The decision is rather unremarkable in its holding, yet, the "additional view" opinions of Judges Plager and Newman emphasize a growing frustration in the precedent relative to the level of deference to be accorded USPTO claim constructions.
Judge Plager invited en banc review of the issues, explaining that the precedent presented confusing guidance as to whether the Court's review should be deferential to the USPTO's BRI determination (abuse of discretion standard), or whether de novo review was more appropriate.
Judge Newman advocated for the later, stating:
The "broadest reasonable interpretation" applies to the initial consideration of patentability, not to the final decision. . . .
Although the internal procedures of administrative and litigating tribunals are historically different, for questions of law the decision must be correct. For Federal Circuit review of patentability the criterion is correctness, whether initially decided in the district courts, the Patent and Trademark Office, the International Trade Commission, or the Court of Federal Claims. . . . .These procedures have become beclouded, as in In re Morris, 127 F.3d 1048 (Fed. Cir. 1997) [enhanced version available to lexis.com subscribers], where this court stated the question as whether the PTO's interpretation of disputed claim language was "reasonable." Id. at 1055. Still, this court decided whether Morris was entitled to the requested claim scope as a matter of objective law, on de novo review of the PTO's decision.
The same rules apply on review of reexamination as on initial examination, as the PTO observed with respect to the Flo Healthcare claims herein. . . .

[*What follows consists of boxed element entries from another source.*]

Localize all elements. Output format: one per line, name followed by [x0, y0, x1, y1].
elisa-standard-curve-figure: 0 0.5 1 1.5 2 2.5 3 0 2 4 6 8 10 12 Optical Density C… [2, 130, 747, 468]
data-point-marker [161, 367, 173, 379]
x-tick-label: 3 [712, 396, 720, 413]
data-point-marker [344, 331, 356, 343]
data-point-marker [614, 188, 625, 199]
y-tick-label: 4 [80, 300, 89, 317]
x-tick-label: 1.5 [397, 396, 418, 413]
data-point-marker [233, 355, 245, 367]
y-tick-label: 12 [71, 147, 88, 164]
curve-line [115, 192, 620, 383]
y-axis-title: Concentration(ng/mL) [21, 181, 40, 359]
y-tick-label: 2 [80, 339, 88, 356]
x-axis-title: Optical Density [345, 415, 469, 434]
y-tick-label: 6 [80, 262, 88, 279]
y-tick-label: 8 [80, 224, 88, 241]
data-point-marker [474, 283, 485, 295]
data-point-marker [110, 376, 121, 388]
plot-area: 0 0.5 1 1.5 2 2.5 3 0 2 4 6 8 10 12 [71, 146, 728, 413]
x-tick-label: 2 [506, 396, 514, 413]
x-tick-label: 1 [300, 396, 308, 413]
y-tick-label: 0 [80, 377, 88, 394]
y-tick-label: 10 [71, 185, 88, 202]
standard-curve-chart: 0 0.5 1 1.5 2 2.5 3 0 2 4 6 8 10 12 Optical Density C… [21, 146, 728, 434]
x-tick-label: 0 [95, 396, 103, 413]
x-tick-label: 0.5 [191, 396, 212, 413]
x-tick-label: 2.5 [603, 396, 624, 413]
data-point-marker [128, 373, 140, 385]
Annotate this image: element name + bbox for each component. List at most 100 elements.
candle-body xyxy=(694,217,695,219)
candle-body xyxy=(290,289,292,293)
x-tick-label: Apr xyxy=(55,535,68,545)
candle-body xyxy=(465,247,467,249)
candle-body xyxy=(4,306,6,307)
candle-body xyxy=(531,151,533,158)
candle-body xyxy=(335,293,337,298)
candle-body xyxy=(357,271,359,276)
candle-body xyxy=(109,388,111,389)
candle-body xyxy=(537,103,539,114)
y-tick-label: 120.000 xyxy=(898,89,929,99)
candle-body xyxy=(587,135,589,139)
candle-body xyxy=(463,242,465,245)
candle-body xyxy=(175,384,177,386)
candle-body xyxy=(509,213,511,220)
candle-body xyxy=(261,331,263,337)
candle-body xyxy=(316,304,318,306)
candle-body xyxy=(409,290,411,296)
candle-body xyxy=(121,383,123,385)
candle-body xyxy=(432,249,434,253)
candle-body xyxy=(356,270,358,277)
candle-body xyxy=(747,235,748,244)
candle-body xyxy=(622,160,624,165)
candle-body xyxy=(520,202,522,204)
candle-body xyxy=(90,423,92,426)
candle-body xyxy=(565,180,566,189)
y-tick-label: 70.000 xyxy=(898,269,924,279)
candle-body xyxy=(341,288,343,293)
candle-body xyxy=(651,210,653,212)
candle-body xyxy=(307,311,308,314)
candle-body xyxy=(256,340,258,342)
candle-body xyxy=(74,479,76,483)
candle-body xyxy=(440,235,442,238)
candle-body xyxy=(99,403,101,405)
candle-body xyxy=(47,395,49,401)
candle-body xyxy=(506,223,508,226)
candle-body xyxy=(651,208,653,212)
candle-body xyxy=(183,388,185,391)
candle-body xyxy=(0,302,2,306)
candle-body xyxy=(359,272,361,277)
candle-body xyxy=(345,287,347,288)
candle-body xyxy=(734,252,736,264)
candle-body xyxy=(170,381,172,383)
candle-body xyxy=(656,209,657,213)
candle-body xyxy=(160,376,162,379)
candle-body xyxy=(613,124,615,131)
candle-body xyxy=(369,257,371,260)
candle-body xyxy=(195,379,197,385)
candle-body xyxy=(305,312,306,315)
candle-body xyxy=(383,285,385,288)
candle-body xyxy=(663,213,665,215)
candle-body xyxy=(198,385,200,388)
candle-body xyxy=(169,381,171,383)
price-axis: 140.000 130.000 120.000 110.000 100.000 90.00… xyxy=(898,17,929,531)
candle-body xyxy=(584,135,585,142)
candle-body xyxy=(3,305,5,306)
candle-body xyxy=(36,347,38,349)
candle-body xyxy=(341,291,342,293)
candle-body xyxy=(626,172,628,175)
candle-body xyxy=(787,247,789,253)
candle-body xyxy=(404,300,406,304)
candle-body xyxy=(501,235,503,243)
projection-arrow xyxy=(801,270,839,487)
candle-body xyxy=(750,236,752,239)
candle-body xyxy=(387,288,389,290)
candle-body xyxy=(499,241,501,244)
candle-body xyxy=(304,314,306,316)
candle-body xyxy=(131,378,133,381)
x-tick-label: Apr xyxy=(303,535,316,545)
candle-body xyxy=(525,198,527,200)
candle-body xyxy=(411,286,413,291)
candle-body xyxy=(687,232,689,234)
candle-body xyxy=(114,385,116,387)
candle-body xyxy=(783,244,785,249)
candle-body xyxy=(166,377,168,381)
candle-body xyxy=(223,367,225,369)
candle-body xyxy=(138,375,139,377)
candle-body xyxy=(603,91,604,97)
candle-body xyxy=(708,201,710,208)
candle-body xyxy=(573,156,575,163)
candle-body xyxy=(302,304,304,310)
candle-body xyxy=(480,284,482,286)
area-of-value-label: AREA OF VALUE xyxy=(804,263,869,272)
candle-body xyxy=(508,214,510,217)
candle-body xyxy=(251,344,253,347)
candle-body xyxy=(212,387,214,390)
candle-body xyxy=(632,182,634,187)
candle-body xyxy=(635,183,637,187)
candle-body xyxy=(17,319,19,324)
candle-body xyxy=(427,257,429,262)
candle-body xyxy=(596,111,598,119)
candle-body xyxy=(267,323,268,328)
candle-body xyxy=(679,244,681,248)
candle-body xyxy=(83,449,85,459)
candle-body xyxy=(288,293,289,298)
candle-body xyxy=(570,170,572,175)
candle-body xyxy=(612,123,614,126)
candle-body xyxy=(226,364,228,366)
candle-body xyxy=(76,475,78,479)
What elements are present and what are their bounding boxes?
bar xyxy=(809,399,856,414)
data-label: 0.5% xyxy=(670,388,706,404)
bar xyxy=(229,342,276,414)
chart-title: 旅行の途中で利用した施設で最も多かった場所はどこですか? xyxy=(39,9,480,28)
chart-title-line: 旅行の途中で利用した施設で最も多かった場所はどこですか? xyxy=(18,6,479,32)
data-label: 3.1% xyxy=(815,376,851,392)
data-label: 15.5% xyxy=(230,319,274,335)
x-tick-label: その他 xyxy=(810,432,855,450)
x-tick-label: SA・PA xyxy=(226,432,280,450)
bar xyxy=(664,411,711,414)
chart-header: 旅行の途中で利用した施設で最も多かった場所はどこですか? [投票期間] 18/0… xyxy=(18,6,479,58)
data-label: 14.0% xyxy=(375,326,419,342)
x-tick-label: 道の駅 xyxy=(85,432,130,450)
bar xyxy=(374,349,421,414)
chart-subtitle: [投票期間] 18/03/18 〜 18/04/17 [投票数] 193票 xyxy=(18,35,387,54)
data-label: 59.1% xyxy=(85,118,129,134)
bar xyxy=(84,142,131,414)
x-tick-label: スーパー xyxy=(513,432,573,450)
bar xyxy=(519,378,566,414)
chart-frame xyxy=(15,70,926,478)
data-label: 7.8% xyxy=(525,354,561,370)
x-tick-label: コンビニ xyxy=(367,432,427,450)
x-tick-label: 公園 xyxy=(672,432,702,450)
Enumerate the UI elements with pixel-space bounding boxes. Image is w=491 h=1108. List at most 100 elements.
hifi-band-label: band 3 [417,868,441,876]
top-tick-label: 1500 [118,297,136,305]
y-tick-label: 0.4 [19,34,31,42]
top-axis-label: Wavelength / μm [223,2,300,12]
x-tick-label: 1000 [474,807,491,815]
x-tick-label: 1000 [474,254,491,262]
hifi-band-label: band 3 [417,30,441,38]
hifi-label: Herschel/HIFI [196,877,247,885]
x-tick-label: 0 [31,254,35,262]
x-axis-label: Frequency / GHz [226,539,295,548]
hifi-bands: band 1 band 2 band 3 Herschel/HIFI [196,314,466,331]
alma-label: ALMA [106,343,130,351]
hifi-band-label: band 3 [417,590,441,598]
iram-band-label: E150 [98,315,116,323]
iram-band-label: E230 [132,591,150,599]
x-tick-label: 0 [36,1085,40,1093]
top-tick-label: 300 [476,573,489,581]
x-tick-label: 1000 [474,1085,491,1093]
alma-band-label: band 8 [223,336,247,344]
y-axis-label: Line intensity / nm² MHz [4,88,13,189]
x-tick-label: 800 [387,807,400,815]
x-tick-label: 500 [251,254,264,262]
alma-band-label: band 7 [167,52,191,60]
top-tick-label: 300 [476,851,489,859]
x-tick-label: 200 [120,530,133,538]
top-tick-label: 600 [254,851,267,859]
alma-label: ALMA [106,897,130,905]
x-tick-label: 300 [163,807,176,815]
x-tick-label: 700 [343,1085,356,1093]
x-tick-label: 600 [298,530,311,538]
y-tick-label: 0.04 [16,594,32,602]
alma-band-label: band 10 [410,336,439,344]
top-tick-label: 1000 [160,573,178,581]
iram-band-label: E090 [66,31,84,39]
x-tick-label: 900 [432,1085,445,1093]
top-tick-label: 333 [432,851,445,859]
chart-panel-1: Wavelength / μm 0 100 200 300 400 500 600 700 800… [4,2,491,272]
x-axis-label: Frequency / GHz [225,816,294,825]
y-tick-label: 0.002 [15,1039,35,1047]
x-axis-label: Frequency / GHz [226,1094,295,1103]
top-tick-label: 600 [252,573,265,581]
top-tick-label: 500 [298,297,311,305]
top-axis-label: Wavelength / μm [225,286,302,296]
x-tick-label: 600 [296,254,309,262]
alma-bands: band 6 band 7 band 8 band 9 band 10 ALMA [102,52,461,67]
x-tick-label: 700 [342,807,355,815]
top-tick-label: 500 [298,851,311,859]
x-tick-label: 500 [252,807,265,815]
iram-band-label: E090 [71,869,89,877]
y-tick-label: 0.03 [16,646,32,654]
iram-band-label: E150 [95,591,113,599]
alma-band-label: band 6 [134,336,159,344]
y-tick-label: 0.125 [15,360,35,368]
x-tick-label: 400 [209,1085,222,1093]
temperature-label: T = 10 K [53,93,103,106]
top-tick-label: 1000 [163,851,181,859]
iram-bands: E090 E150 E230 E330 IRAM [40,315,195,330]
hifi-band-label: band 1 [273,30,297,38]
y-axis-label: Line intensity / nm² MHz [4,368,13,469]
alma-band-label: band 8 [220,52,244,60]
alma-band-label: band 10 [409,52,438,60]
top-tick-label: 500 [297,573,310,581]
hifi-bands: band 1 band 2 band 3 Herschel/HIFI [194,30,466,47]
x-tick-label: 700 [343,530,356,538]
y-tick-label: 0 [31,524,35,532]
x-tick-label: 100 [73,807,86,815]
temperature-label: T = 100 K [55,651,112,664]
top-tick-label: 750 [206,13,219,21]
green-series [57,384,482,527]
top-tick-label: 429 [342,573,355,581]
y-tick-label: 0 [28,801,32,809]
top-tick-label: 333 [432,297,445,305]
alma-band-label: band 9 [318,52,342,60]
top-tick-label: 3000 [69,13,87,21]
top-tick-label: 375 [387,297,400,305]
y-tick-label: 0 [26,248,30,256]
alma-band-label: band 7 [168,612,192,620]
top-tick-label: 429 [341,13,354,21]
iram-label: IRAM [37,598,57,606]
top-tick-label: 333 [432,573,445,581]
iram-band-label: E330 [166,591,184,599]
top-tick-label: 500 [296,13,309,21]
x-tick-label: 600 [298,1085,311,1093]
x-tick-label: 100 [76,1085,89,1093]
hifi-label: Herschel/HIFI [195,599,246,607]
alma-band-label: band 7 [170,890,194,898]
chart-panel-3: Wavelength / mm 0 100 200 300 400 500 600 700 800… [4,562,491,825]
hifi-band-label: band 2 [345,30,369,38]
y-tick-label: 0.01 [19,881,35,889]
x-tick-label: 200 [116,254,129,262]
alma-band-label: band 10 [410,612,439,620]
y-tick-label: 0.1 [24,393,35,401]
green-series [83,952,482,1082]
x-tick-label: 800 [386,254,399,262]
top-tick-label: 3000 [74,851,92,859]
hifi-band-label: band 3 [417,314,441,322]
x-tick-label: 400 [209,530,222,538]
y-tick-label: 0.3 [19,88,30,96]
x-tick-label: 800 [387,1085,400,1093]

In the reexamination appeal now before us, the PTO states in its brief that "During reexamination - as in ex parte prosecution - claims are given their broadest reasonable interpretation consistent with the specification . .." That is correct. However, the PTO then advises: "Thus, this Court reviews the USPTO's interpretation of disputed claim language to determine whether it is 'reasonable' in light of the specification." That is incorrect. It is incorrect to convert a search and examination expedient into a requirement of appellate deference.
With the vast majority of the new PTAB trial proceedings headed their way on appeal (as many as 200 per year once the current elevated filing rates subside), the CAFC is wise to invite resolution of this matter in the near term.